JudikaturJustiz12Os106/00

12Os106/00 – OGH Entscheidung

Entscheidung
19. Oktober 2000

Kopf

Der Oberste Gerichtshof hat am 19. Oktober 2000 durch den Senatspräsidenten des Obersten Gerichtshofes Dr. Rzeszut als Vorsitzenden sowie durch die Hofräte des Obersten Gerichtshofes Dr. Schindler, Dr. Adamovic, Dr. Holzweber und Dr. Philipp als weitere Richter, in Gegenwart des Richteramtsanwärters Mag. Krüger als Schriftführer, in der Strafsache gegen Ali Hidir S***** wegen des Verbrechens des versuchten Widerstandes gegen die Staatsgewalt nach §§ 15, 269 Abs 1 zweiter Fall StGB und einer weiteren strafbaren Handlung, AZ 7a EVr 5189/94 des Landesgerichtes für Strafsachen Wien, über die vom Generalprokurator erhobene Nichtigkeitsbeschwerde zur Wahrung des Gesetzes gegen die Beschlüsse 1. des Landesgerichtes für Strafsachen Wien vom 20. Dezember 1996, GZ 7a EVr 5189/94-102 sowie

2. des Oberlandesgerichtes Wien vom 29. April 1997, AZ 21 Bs 26/97 (= 7a EVr 5189/94-111), nach öffentlicher Verhandlung in Anwesenheit des Vertreters des Generalprokurators, Staatsanwalt Mag. Bauer, und des Dolmetschers Mag. Aytekin, jedoch in Abwesenheit des Freigesprochenen und seines Verteidigers zu Recht erkannt:

Spruch

Im Strafverfahren gegen Ali Hidir S***** des Landesgerichtes für Strafsachen Wien, AZ 7a E Vr 5189/94, wurde durch die Unterlassung einer öffentlichen Verhandlung über die vom Genannten nach § 2 Abs 1 lit b StEG geltend gemachten Ersatzansprüche, durch die Unterlassung der öffentlichen Verkündung des von diesem Gericht am 20. Dezember 1996 gefassten Beschlusses (ON 102) sowie dadurch, dass diese Mängel vom Oberlandesgericht Wien anlässlich der Beschlussfassung vom 29. April 1997, AZ 21 Bs 26/97 (ON 111), über die Beschwerde des Ali Hidir S***** nicht wahrgenommen wurden, das Gesetz in den Bestimmungen des § 6 Abs 3 und Abs 4 StEG iVm Art 6 Abs 1 EMRK verletzt.
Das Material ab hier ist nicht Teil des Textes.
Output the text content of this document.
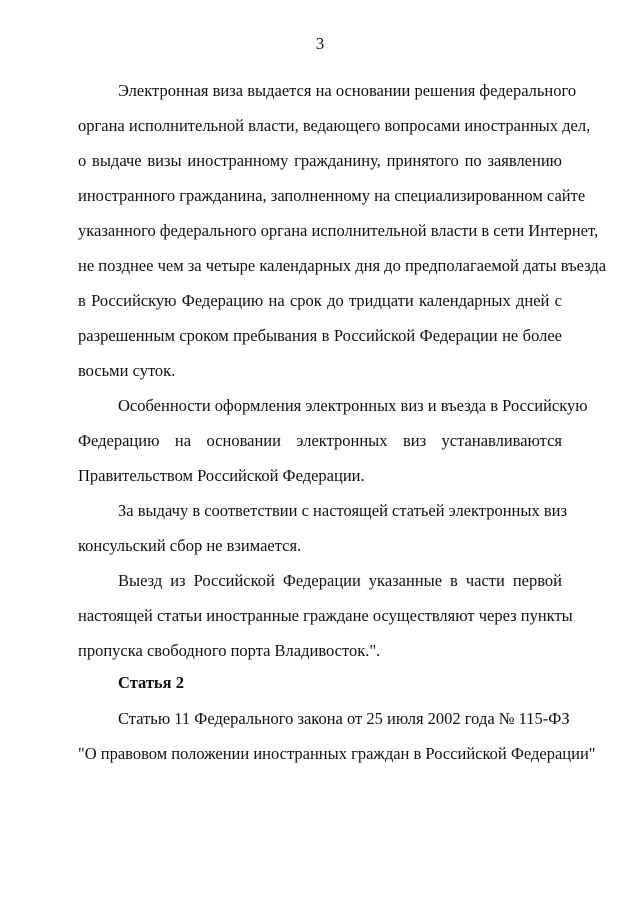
3
Электронная виза выдается на основании решения федерального
органа исполнительной власти, ведающего вопросами иностранных дел,
о выдаче визы иностранному гражданину, принятого по заявлению
иностранного гражданина, заполненному на специализированном сайте
указанного федерального органа исполнительной власти в сети Интернет,
не позднее чем за четыре календарных дня до предполагаемой даты въезда
в Российскую Федерацию на срок до тридцати календарных дней с
разрешенным сроком пребывания в Российской Федерации не более
восьми суток.
Особенности оформления электронных виз и въезда в Российскую
Федерацию на основании электронных виз устанавливаются
Правительством Российской Федерации.
За выдачу в соответствии с настоящей статьей электронных виз
консульский сбор не взимается.
Выезд из Российской Федерации указанные в части первой
настоящей статьи иностранные граждане осуществляют через пункты
пропуска свободного порта Владивосток.".
Статья 2
Статью 11 Федерального закона от 25 июля 2002 года № 115-ФЗ
"О правовом положении иностранных граждан в Российской Федерации"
Die genannten Beschlüsse werden aufgehoben und es wird dem Landesgericht für Strafsachen Wien die (an den dargelegten Verfahrensgrundsätzen orientierte) Verfahrenserneuerung aufgetragen.

Text

Gründe:

Mit Urteil des Landesgerichtes für Strafsachen Wien vom 14. November 1994, GZ 7a E Vr 5189/94-68, wurde Ali Hidir S***** von dem gegen ihn wegen des Verbrechens des versuchten Widerstandes gegen die Staatsgewalt nach §§ 15, 269 Abs 1 zweiter Fall StGB und des Vergehens der schweren Sachbeschädigung nach §§ 125, 126 Abs 1 Z 5 StGB erhobenen Strafantrag (ON 50/I) gemäß § 259 Z 3 StPO "im Zweifel" (rechtskräftig) freigesprochen.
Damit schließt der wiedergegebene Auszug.